In a sector enjoying the benefits of economic recovery and growing traveller numbers, yields are attractive compared to alternative real estate like office, industrial or retail. "It's not about people loving hotels, it's about investors searching for a return on their money which they can't get these days on government bonds," said Nick Skea-Strachan of law firm BLP at this month's IHIF hotels conference in Berlin.
But investors say there are signs of overheating in some areas, making it more challenging to hit target returns that are typically around 6.5 to 7.5 per cent.
That is forcing them to seek out niches and jump on new trends like lifestyle hotels, serving a generation of travellers looking for a hip place to hang out, not just somewhere to sleep.
Typically featuring smaller rooms, local-themed design and buzzy lounges, lifestyle covers both luxury and budget classes and includes hotels such as Starwood's W, IHG's Indigo , Citizen M, and Moxy.
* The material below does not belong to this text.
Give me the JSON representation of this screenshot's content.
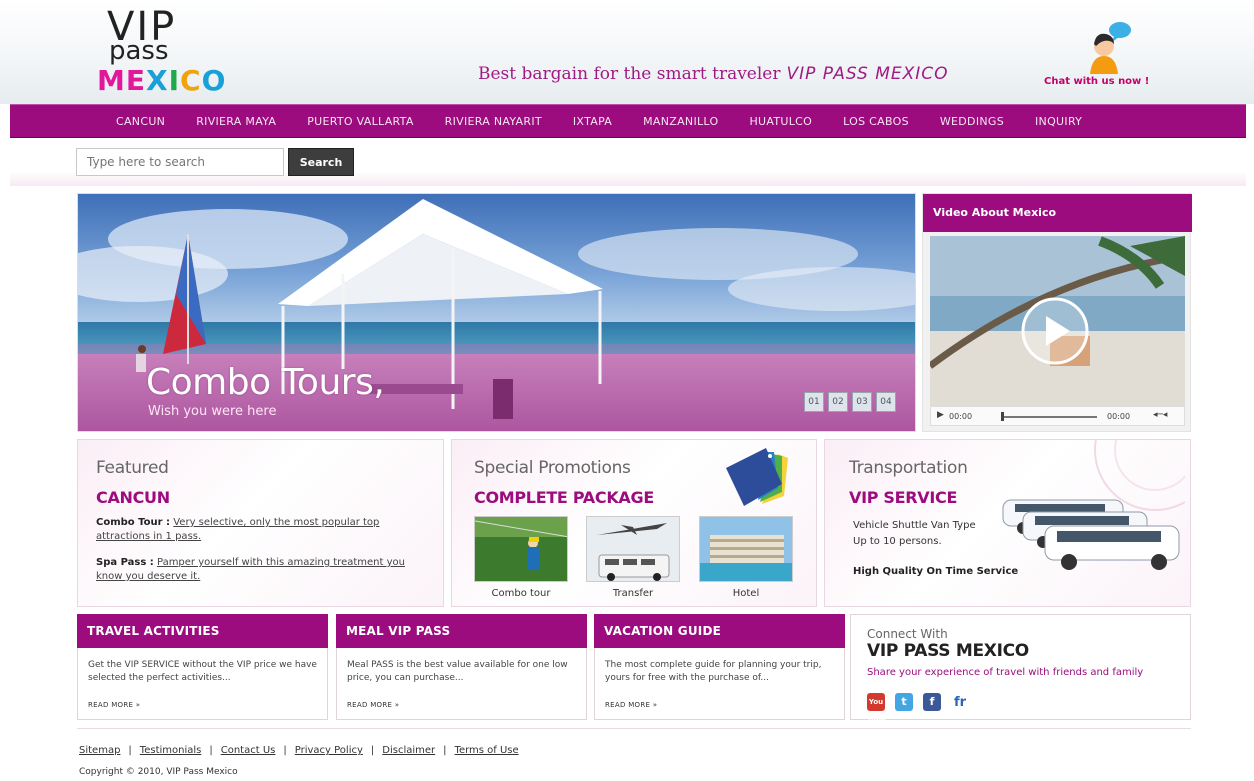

Hilton, Best Western and Germany's Steigenberger are among those recently announcing new brands in this space.
Examples of the genre include the privately owned 25 Hours Hotel in Berlin, where visitors flock to a 10th floor bar and restaurant that overlook the neighbouring zoo.
Liran Wizman, a developer and owner who is opening two W hotels in Amsterdam this year that will be managed by Starwood, told Reuters he had shifted his focus in the past couple of years from mid-scale hotels to lifestyle, which now makes up half his portfolio.